A scientific article usually has a good structure. The structure helps to guide both readers and journal editors. It also allows differentiated assessment of text reuse occurring in different sections of the article. Considering the wide use of
plagiarism detectors in scientific practice, the task of automatic structure extraction from scientific articles becomes relevant in
the plagiarism detection process. Most of the published articles and theses consist of the following sections: title, contents,
introduction, methods, results and discussion, conclusions, bibliography, and appendices. In this paper we present a method
to extract the structure of the scientific documents. Our solution processes formatted documents (pdf, doc, docx), extracts the text layer and the layout from them and outputs the borders of the aforementioned sections within the text layer. To identify section borders we use histogram-based gradient boosting trees. Some of the detected sections, namely introduction, methods, results and discussion, comprise the well-known IMRAD organizational structure of documents. Our solution is multilingual and can be scaled to support more languages by an unsupervised approach.

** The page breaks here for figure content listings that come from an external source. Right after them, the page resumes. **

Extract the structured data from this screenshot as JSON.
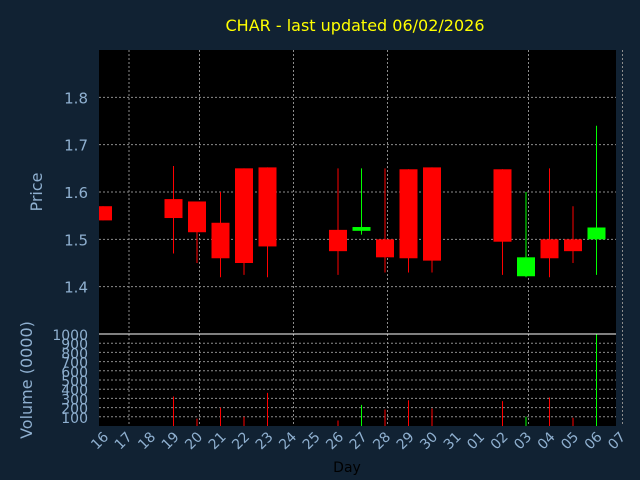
{
  "title": "CHAR - last updated 06/02/2026",
  "colors": {
    "background": "#112233",
    "plot": "#000000",
    "grid": "#8c8c8c",
    "up": "#00ff00",
    "down": "#ff0000",
    "title": "#ffff00",
    "axis_text": "#8fb0d0"
  },
  "chart_data": [
    {
      "type": "candlestick",
      "ylabel": "Price",
      "xlabel": "Day",
      "ylim": [
        1.3,
        1.9
      ],
      "yticks": [
        1.4,
        1.5,
        1.6,
        1.7,
        1.8
      ],
      "grid": true,
      "x_tick_labels": [
        "16",
        "17",
        "18",
        "19",
        "20",
        "21",
        "22",
        "23",
        "24",
        "25",
        "26",
        "27",
        "28",
        "29",
        "30",
        "31",
        "01",
        "02",
        "03",
        "04",
        "05",
        "06",
        "07"
      ],
      "candles": [
        {
          "x": "16",
          "open": 1.57,
          "high": 1.57,
          "low": 1.54,
          "close": 1.54
        },
        {
          "x": "19",
          "open": 1.585,
          "high": 1.655,
          "low": 1.47,
          "close": 1.545
        },
        {
          "x": "20",
          "open": 1.58,
          "high": 1.58,
          "low": 1.45,
          "close": 1.515
        },
        {
          "x": "21",
          "open": 1.535,
          "high": 1.6,
          "low": 1.42,
          "close": 1.46
        },
        {
          "x": "22",
          "open": 1.65,
          "high": 1.65,
          "low": 1.425,
          "close": 1.45
        },
        {
          "x": "23",
          "open": 1.652,
          "high": 1.652,
          "low": 1.42,
          "close": 1.485
        },
        {
          "x": "26",
          "open": 1.52,
          "high": 1.65,
          "low": 1.425,
          "close": 1.475
        },
        {
          "x": "27",
          "open": 1.518,
          "high": 1.65,
          "low": 1.51,
          "close": 1.526
        },
        {
          "x": "28",
          "open": 1.5,
          "high": 1.65,
          "low": 1.43,
          "close": 1.462
        },
        {
          "x": "29",
          "open": 1.648,
          "high": 1.648,
          "low": 1.43,
          "close": 1.46
        },
        {
          "x": "30",
          "open": 1.652,
          "high": 1.652,
          "low": 1.43,
          "close": 1.455
        },
        {
          "x": "02",
          "open": 1.648,
          "high": 1.648,
          "low": 1.425,
          "close": 1.495
        },
        {
          "x": "03",
          "open": 1.422,
          "high": 1.6,
          "low": 1.42,
          "close": 1.462
        },
        {
          "x": "04",
          "open": 1.5,
          "high": 1.65,
          "low": 1.42,
          "close": 1.46
        },
        {
          "x": "05",
          "open": 1.5,
          "high": 1.57,
          "low": 1.45,
          "close": 1.475
        },
        {
          "x": "06",
          "open": 1.5,
          "high": 1.74,
          "low": 1.425,
          "close": 1.525
        }
      ]
    },
    {
      "type": "bar",
      "ylabel": "Volume (0000)",
      "xlabel": "Day",
      "ylim": [
        0,
        1000
      ],
      "yticks": [
        100,
        200,
        300,
        400,
        500,
        600,
        700,
        800,
        900,
        1000
      ],
      "grid": true,
      "bars": [
        {
          "x": "19",
          "value": 320,
          "dir": "down"
        },
        {
          "x": "20",
          "value": 80,
          "dir": "down"
        },
        {
          "x": "21",
          "value": 200,
          "dir": "down"
        },
        {
          "x": "22",
          "value": 100,
          "dir": "down"
        },
        {
          "x": "23",
          "value": 360,
          "dir": "down"
        },
        {
          "x": "26",
          "value": 60,
          "dir": "down"
        },
        {
          "x": "27",
          "value": 230,
          "dir": "up"
        },
        {
          "x": "28",
          "value": 180,
          "dir": "down"
        },
        {
          "x": "29",
          "value": 280,
          "dir": "down"
        },
        {
          "x": "30",
          "value": 190,
          "dir": "down"
        },
        {
          "x": "02",
          "value": 270,
          "dir": "down"
        },
        {
          "x": "03",
          "value": 100,
          "dir": "up"
        },
        {
          "x": "04",
          "value": 310,
          "dir": "down"
        },
        {
          "x": "05",
          "value": 90,
          "dir": "down"
        },
        {
          "x": "06",
          "value": 1000,
          "dir": "up"
        }
      ]
    }
  ]
}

We are also presenting a new custom dataset that consists of 73 documents with labeled sections in 30 languages. The solution achieves 0.87 average precision and 0.75 average recall per section on the dataset. The developed approach is used to determine the structure of articles in the production environment. It processes more than 55 pages per second on 1 CPU and is very helpful in tasks like table extraction, annotation extraction and machine generated text detection.